Wie häufig (bisher) auf der Liegenschaft (im Garten) des Beklagten Kinderfeste veranstaltet wurden, ist den Feststellungen nicht genau zu entnehmen; das Erstgericht spricht von „mehreren“ Kindergeburtstagsfeiern und nennt (beispielhaft) konkret sieben Tage im Zeitraum 15. Juni bis 25. Oktober 2014; darüber hinaus steht nur fest, dass die (bisher) letzte Party Anfang Juli 2015 stattfand.

 

Zum Lärm während der vom Nebenintervenienten veranstalteten Kinderfeste hat das Erstgericht zum einen festgestellt, dass bei der Kinderparty mehrfach, ua am 12. Juli 2014 die Polizei wegen Lärmerregung einschritt, ohne dass daraus mit Sicherheit abzuleiten wäre, dass diese von den Klägern veranlassten Polizeieinsätze auch berechtigt waren, also tatsächlich ungebührlicherweise störender Lärm iSd § 1 Abs 1 Z 2 WLSG erregt wurde. Zum anderen hat das Erstgericht (nur) zur Feier vom 25. Oktober 2014 festgestellt, dass sich der Geräuschpegel nach der Messung des Zweitklägers „stets über 60 dB, in der Zeit von 15.37 Uhr bis 15.41 Uhr [also in einem Zeitraum von bloß vier Minuten!] meist zwischen 80 und 90, manchmal auch über 90 dB“ bewegte.

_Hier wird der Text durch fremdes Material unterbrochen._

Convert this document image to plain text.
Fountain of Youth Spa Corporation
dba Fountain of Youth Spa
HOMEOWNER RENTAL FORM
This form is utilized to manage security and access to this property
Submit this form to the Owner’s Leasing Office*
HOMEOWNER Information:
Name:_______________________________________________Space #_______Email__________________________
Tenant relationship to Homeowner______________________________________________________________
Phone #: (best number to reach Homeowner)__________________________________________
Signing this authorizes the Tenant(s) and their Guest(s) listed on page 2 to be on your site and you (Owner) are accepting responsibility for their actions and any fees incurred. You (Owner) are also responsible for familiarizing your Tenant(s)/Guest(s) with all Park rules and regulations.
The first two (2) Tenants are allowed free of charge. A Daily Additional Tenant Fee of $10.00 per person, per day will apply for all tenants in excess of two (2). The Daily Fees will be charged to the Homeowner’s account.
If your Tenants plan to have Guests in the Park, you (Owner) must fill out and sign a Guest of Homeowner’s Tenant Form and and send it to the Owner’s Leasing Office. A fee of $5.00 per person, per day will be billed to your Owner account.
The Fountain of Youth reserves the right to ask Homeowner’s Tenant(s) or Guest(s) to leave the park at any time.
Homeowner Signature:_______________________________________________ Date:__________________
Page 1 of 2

Auch dieser (vom Berufungsgericht als vermeintlich irrelevant nicht überprüften) Feststellung ist jedoch nicht zu entnehmen, für welche Zeitspanne der Geräuschpegel „stets über 60 dB“ lag.

 

Ob sich bei den übrigen Kinderfesten die teilnehmenden Kinder überhaupt im Garten aufhielten, wenn ja, für wie lange, wurde ebenfalls nicht festgestellt.

 

Im fortgesetzten Verfahren wird das Erstgericht deshalb auf geeignete Weise zu klären haben, wie instensiv die Geräuschentwicklung (möglichst in dB) und die Einwirkungen durch das Eindringen von Spielzeug oder ähnlichen Gegenständen auf die Nachbarliegenschaft bei den auf der Liegenschaft (im Garten) des Beklagten abgehaltenen Kinderfesten jeweils sind (waren), wie häufig solche Kinderfeste stattfinden (stattfanden) und wie viel Zeit die teilnehmenden Kinder jeweils im Garten verbringen (verbrachten).